MEU TIO OCTÁVIO
Toda morte leva-nos a um balanço: um balanço da vida.
Alguns nomes de pessoas que passaram pela nossa vida têm gosto de fel, cores sombrias, cheiro de enxofre.
Tio Octávio não. Tio Octávio, nas minhas lembranças de criança, me traz na boca um gosto de bala de goma, de bombom, traz imagem de álbuns e figurinhas, compradas na esquina da Única. Faz-me relembrar uma certa figurinha carimbada do Pelé, que, de repente, como por milagre, surgiu de um pacotinho já aberto que Tio Octávio me passou às mãos, em uma manhã de domingo: e ele foi logo entrando na agência São Paulo para trocar a página preenchida por uma imensa, fantástica e inesquecível primeira bola de futebol, de verdade, da minha vida. Era de capotão. Tratei dela por longo tempo com grande carinho, passando sebo nas suas costuras a cada partida disputada na rua Olavo Bilac, ainda sem asfalto.
Tio Octávio tem gosto de gelatina, aquela gelatina de morango, bem vermelha, que enchia meus olhos de criança não acostumada com tal guloseima — tendo em vista que meus pais não tinham geladeira elétrica em casa — quando ia com minha Tia Juraci, primeira esposa do meu Tio Octávio, deliciar-me numa mesa farta e delicadamente ornamentada, onde era servido esse manjar dos deuses.

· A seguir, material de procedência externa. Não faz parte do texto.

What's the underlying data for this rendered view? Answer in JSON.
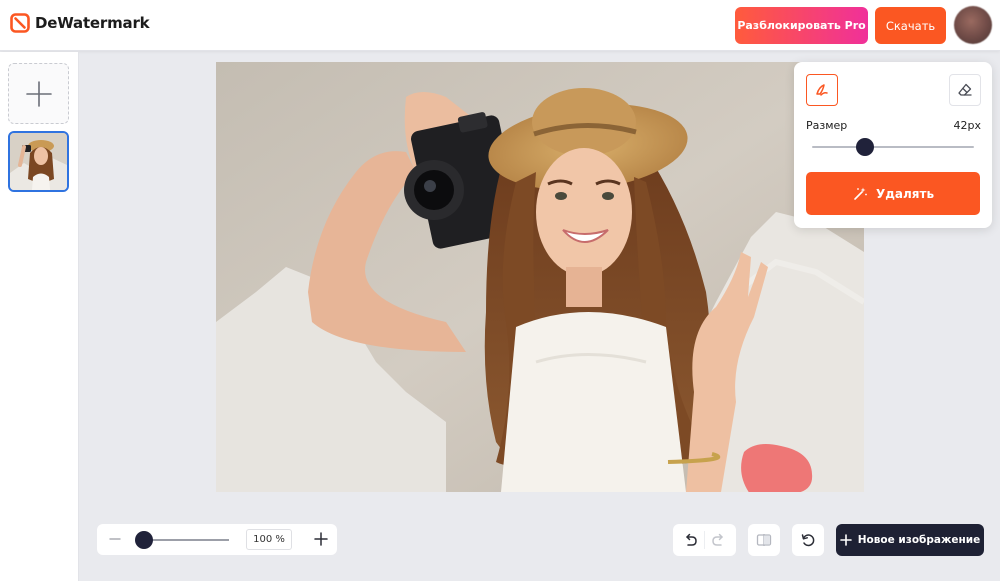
{
  "header": {
    "logo_text": "DeWatermark",
    "unlock_pro_label": "Разблокировать Pro",
    "download_label": "Скачать"
  },
  "colors": {
    "accent": "#fb5722",
    "pro_gradient_start": "#ff5b3c",
    "pro_gradient_end": "#f0309a",
    "dark": "#1e2134",
    "selection": "#2f73e0"
  },
  "icons": {
    "logo": "dewatermark-logo-icon",
    "add": "plus-icon",
    "brush": "brush-icon",
    "eraser": "eraser-icon",
    "remove": "magic-wand-icon",
    "zoom_out": "minus-icon",
    "zoom_in": "plus-icon",
    "undo": "undo-icon",
    "redo": "redo-icon",
    "compare": "compare-icon",
    "reset": "reset-icon",
    "new_image": "plus-icon"
  },
  "brush_panel": {
    "size_label": "Размер",
    "size_value": "42px",
    "size_fraction": 0.33,
    "remove_label": "Удалять"
  },
  "zoom": {
    "value": "100 %"
  },
  "toolbar": {
    "new_image_label": "Новое изображение",
    "redo_enabled": false
  }
}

Meu Tio Octávio lembra-me som de risada chacoalhada: ele ria com o corpo todo quando estava feliz. Infelizmente, a lembrança das suas gargalhadas sempre é entrecortada pelo soluço que eu ouvi, numa certa manhã, ainda na cama, no corredor externo de minha casa, quando ele procurou por meus pais, desesperado, ao ser abandonado pela primeira esposa: seus dias de homem solteiro, em que ele morou conosco por alguns dias, foram ótimos para mim: tive um amigão que me levava para lá e para cá, me fez sentir importante, comprou-me, imaginem , uma boina de presente, num dos nossos passeios pelas lojas do centro: eu tinha uns sete anos.
Meu Tio Octávio lembra-me bichos, muitos bichos, os vinte e cinco de um jogo que ele adorava jogar, eterna criança que, para mim, sempre foi e será.
Quando vejo um touro furioso, não quero me lembrar do ataque que ele sofreu , numa rua da cidade, de um boi desgarrado de uma das muitas boiadas que cortavam as ruas poeirentas e vermelhas de Ribeirão. No tempo de jabuticaba, não quero me lembrar da sua infância pobre — criado pelo meu pai, Cláudio, seu irmão mais velho, e pela minha avó, Ida , numa casa ao lado de uma plantação de jabuticabeiras — com problemas de quase paralisia, tratada com massagens de pó de talco. Nas festas do Bom Jesus da Lapa , não quero me lembrar da nova namorada que ele arrumou e com a qual viveu a maior parte de seus anos de vida, minha Tia Terezinha: na época, esse namoro representou para mim a perda de um irmão momentâneo, mais velho, que eu nunca tinha tido.
Finalizo esse texto, na manhã de um dia dedicado nacionalmente à Nossa Senhora Aparecida — cuja imagem foi encontrada num rio, por pescadores — e tendo em minhas mãos um jornal com uma nota de falecimento de alguém cuja vida , para mim, no meu tempo de criança, foi um rio, do qual pude beber um pouco de suas águas: Octávio Tórtoro, 15/3/1929 / 11/10/2005, faleceu em Ribeirão Preto, aos 76 anos de idade. Foi sepultado no cemitério Bom Pastor, saindo o féretro do Velório Novo Mundo.